Somente em 2010, 8.686 adolescentes e crianças foram assassinados. Computando- se desde 1980, houve aumento de 376%. Entre 1980 e 2010, os homicídios como um todo cresceram 259%. Esses são os dados do “Mapa da Violência 2012 - Crianças e Adolescentes do Brasil”, dirigido pelo sociólogo Julio Jacobo Waiselfisz (O Estado de S. Paulo de 18.07.12, p. C5; O Globo de 18.06.12, p. 3; Folha de S. Paulo de 18.07.12, p. C5; O Globo de 19.06.12, p. 11).

Em 1980 os homicídios de jovens (até 19 anos) representava 11% dos casos, contra 43% em 2010. O levantamento analisa as informações do Ministério da Saúde sobre as causas das mortes de pessoas entre zero e 19 anos de idade. O ritmo de crescimento da morte entre jovens é constante. Em 30 anos, só teve queda quatro vezes. Nos demais aumentou entre 0,7% e 30%. Entre os Estados em que houve maior aumento dos assassinatos de jovens estão Alagoas, com uma taxa de 34,8 homicídios por 100 mil habitantes, Espírito Santo (33,8) e Bahia (23,8).

Segundo Waiselfisz, vários fatores influenciam o aumento em determinadas regiões. Um deles é a interiorização dos homicídios. De acordo com nossa opinião essa interiorização se deve, fundamentalmente, a dois fatores: (a) maior poder aquisitivo do povo brasileiro, que atrai a presença do crime organizado, sobretudo do narcotráfico; (b) ausência de políticas públicas que conduzam à melhoria nas condições de vida, especialmente dos jovens.

O legislador brasileiro, diante da demanda punitivista da população e da mídia, faz sempre a mesma coisa: aumento de pena, endurecimento da execução, corte de direitos e garantias fundamentais, tolerância zero, direito penal do inimigo etc. Resultado dessa política: explosão carcerária (472% de aumento desde 1990), que é extremamente criminógena, visto que o preso, nos nossos cárceres, não aprendem absolutamente nada de útil para a convivência em sociedade.

Muitos dos presos se encontram recolhidos por crimes violentos (45%). Mas 55% deles provavelmente não deveriam estar lá (por não representar perigo concreto para a sociedade).

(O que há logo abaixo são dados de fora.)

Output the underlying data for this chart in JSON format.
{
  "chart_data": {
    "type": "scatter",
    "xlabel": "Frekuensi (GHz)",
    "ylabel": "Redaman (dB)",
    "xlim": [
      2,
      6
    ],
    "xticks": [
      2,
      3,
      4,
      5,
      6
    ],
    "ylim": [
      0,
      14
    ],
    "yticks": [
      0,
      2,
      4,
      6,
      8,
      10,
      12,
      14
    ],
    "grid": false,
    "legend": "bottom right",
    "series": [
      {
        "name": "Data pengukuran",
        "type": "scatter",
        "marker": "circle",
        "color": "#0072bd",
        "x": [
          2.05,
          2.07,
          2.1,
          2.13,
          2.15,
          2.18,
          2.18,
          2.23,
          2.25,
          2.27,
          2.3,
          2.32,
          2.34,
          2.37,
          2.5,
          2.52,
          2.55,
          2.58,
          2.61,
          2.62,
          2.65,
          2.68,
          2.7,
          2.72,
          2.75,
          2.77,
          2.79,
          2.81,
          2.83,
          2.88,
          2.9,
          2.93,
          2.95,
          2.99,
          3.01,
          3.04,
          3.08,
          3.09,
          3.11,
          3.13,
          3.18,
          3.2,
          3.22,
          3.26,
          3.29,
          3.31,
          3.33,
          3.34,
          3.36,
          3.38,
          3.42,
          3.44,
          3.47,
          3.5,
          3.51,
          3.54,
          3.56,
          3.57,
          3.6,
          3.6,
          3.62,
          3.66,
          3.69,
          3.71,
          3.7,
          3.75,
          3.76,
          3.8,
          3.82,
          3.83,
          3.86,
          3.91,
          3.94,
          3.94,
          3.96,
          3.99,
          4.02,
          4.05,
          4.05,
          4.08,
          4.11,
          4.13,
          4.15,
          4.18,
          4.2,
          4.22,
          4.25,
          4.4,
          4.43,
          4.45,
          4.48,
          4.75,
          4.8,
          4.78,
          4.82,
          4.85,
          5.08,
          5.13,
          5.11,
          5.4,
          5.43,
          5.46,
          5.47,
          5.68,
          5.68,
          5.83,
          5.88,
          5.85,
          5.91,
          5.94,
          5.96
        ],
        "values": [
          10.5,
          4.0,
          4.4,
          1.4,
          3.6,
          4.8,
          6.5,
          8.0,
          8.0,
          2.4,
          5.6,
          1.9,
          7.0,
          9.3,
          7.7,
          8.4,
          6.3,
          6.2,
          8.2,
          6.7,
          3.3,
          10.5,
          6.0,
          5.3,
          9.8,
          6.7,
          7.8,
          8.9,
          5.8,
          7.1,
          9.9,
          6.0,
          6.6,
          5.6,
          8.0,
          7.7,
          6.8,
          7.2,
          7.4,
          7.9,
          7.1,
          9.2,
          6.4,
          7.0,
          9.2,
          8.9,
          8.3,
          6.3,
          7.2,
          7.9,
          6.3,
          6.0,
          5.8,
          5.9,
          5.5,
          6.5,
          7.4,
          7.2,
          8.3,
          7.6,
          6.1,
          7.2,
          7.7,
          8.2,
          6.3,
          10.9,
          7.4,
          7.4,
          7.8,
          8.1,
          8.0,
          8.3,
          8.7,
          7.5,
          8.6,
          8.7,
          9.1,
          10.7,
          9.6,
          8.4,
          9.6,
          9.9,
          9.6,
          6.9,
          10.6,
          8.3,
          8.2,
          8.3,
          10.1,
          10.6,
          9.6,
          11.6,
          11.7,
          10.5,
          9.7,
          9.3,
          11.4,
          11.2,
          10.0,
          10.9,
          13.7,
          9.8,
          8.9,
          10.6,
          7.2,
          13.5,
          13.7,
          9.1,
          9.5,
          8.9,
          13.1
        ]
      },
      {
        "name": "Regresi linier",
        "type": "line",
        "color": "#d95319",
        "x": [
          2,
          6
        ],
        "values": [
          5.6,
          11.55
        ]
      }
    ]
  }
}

Diante desse grupo o cárcere se apresenta mais criminógeno ainda, porque ele é o responsável pelo desenvolvimento das chamadas “carreiras criminais”.

De outro lado, a quantidade de criminosos poderosos (do colarinho branco) dentro no sistema prisional dá para contar nos dedos, de uma só mão. Todas as classes sociais delinquem (princípio da ubiquidade), mas para os presídios somente vão os mais débeis. Alguns devem mesmo lá estar (os violentos perigosos). Outros não. A injustiça do encarceramento de muitos que lá se encontram se deve a um modelo de política criminal que foi desenvolvido no Brasil, desde sua origem, sob o império do capitalismo escravagista, que discrimina claramente as classes perigosas. Estas classes, mesmo que não cometam crimes violentos, são levadas massivamente para o presídio, que constitui, como todos sabemos, a Universidade do Crime (onde tudo se aprende, menos conviver honesta e humanamente).